By Jason Ruiz |
Residents of an East Long Beach mobile home park received notices late
last month that the rental price for their land would be going up after a
nearly $30 million improvement project was completed by the property
management company, leaving some angered and wondering if they can
afford to stay.
The Belmont Shores Mobile Estates located on Loynes Drive just north of
Pacific Coast Highway is a senior living community for people 55 years
and older.
The gated community has been undergoing a capital improvement
program over the past few years which included improvements to water
and sewer lines, street lights, storm drains, roadways and the electrical
infrastructure of the community.
A letter sent to residents in late September from Newport Pacific Capital
Company Inc., the group that manages the park, noted these
improvements and that rents had not been raised on existing residents
since January 2017 and that the increases, some of which are as high as
35%, were needed to account for the improvements and the current
market.
“An adjustment is necessary to take into account many factors including
the financial commitment from the owners, the time passed since the last
adjustment and the work and the improvements to the park,” the letter
said. “Further, we analyzed local housing market conditions and
comparable mobile home park rents which reflect the current rents at
Belmont Shores Mobile Estates are significantly under-market.”
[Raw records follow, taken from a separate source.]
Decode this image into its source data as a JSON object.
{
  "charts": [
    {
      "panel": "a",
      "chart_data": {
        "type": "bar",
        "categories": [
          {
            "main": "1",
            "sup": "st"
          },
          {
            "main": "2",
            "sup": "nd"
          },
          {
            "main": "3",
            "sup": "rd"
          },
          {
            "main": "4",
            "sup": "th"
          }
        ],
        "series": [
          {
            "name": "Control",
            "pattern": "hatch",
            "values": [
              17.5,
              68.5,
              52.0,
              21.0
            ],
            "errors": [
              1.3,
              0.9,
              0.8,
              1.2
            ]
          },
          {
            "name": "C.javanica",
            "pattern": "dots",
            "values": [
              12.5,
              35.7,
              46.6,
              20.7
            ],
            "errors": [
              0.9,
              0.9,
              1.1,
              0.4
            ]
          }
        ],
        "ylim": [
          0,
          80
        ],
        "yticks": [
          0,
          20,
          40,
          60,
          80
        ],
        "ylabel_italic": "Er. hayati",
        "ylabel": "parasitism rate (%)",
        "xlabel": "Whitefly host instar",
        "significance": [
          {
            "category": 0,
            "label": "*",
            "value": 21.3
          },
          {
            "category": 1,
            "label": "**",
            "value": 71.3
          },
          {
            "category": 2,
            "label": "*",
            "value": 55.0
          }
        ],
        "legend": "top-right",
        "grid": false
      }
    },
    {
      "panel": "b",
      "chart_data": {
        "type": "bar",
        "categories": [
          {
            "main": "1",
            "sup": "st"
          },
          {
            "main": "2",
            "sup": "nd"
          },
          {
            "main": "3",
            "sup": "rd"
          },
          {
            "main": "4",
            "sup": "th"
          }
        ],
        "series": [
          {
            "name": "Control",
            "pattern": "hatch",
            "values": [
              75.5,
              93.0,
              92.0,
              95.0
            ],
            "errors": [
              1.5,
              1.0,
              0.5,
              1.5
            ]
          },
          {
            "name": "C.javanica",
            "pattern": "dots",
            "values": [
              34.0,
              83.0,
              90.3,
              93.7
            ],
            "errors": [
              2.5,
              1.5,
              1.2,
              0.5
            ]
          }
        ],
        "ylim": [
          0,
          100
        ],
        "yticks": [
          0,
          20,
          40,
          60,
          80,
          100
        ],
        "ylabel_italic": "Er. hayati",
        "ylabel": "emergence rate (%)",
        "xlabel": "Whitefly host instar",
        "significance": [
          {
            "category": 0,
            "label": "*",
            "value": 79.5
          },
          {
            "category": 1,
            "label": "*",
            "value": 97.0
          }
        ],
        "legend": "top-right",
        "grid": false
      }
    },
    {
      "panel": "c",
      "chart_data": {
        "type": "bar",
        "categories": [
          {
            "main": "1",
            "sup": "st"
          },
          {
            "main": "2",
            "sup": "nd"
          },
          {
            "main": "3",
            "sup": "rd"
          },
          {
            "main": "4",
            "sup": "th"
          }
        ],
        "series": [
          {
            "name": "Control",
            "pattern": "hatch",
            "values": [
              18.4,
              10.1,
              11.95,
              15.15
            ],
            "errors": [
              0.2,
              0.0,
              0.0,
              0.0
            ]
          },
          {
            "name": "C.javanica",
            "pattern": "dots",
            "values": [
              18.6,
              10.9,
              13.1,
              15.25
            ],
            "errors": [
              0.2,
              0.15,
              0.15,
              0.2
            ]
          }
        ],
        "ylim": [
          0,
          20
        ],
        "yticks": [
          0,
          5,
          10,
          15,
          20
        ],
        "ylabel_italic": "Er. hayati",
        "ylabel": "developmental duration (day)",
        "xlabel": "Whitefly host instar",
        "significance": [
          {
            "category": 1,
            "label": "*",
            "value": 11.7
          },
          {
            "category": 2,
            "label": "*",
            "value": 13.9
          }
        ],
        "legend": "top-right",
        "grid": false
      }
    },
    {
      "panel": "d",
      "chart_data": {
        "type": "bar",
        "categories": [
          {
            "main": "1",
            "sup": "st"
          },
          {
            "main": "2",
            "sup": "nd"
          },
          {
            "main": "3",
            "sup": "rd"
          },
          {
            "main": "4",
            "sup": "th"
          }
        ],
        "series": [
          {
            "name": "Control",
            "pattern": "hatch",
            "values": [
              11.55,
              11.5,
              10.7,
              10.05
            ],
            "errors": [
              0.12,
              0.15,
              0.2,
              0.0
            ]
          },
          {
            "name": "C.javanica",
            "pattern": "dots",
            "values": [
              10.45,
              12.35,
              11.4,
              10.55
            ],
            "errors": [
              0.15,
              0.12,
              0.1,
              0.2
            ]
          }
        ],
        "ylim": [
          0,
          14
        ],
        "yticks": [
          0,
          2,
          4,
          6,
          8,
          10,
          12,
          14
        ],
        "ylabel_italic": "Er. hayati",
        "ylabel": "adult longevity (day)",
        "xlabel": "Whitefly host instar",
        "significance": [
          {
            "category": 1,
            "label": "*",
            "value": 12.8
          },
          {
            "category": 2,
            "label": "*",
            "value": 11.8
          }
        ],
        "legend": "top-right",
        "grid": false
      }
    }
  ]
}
Officials at Newport Pacific Capital Company Inc. were not immediately
available for comment.
The letter, first reported in the Press-Telegram, stated that residents had
until Nov. 15 to make a decision on if they wanted to continue with a new
lease under the new payment structure.
Former Long Beach City Councilman Mike Donelon has called the estates
home for the last eight years and loves it. He said that even if he had $1
billion he wouldn’t move, and doesn’t plan to leave even with the rent
increases that pushed his payment from $1,070 per month to $1,425 per
month.
However, some of his neighbors have already expressed that they wont
be able to make the same decision.
“Most people here including me are on fixed incomes,” Donelon said.
“Many will have to move.”
Donelon, like other residents, has been offered a two-year rent credit that
could help offset the charges that will go into effect at the beginning of
next year. His credit structure would provide him with $200 per month for
2020 and then $100 per month in 2021. After that, the credits run out and
residents will be on the hook for the entirety of their individual increases.
“It’s their dirt they improved,” Donelon said. “If they came in an improved
my trailer then it would be fine.”
Trailer owners pay rent for the land that it sits on. Some trailers are paid
off, while others have been financed, so there is a spectrum of financial
situations that exist in the park. He said that the letters have been the talk
of the neighborhood and everyone was shocked at the increases.
He said he hasn’t bothered to reach out to the City Council to step in
because as a former council member he knows there is little that can be
done. He noted that the City Council dealt with a similar issue with the
Windward Village mobile home park in West Long Beach while he was
still on the council and he quickly found that the council’s hands were
tied.
“The only thing they can do is listen to everyone vent and then
respectfully say ‘I’m sorry, there’s nothing I can do,’” Donelon said. “And
people don’t want to hear that.”
However, not everyone agrees that the increases were surprising.
One resident, who wished not to be identified because of the highly
emotional response the letters have created and possible fallout with
neighbors for speaking counter to the outrage surrounding the increases,
said that the property management group told residents that rental rates
would increase to about $1,500 per month after the capital improvement
program concluded.
“They told us it was coming,” she said. “And they’ve done a really good
job of giving us a very nice place to live.”
The resident said that if she had the same size home with the same
proximity to the beach, she’d easily be paying double the cost to live in
the Belmont Shores estates.
Recently the City Council adopted a tenant relocation ordinance aimed at
reigning in excessive rental increases with landlords required to pay as
much as $4,500 per unit in relocation assistance to displaced renters as of
Aug. 1.
State legislators separately approved a statewide rental cap increase in
September and the governor has signaled he will sign it into law next
week. The law would cap rental increases to 5% annually, plus inflation.
The law would go into effect in January.
Neither, however, applies to mobile home parks.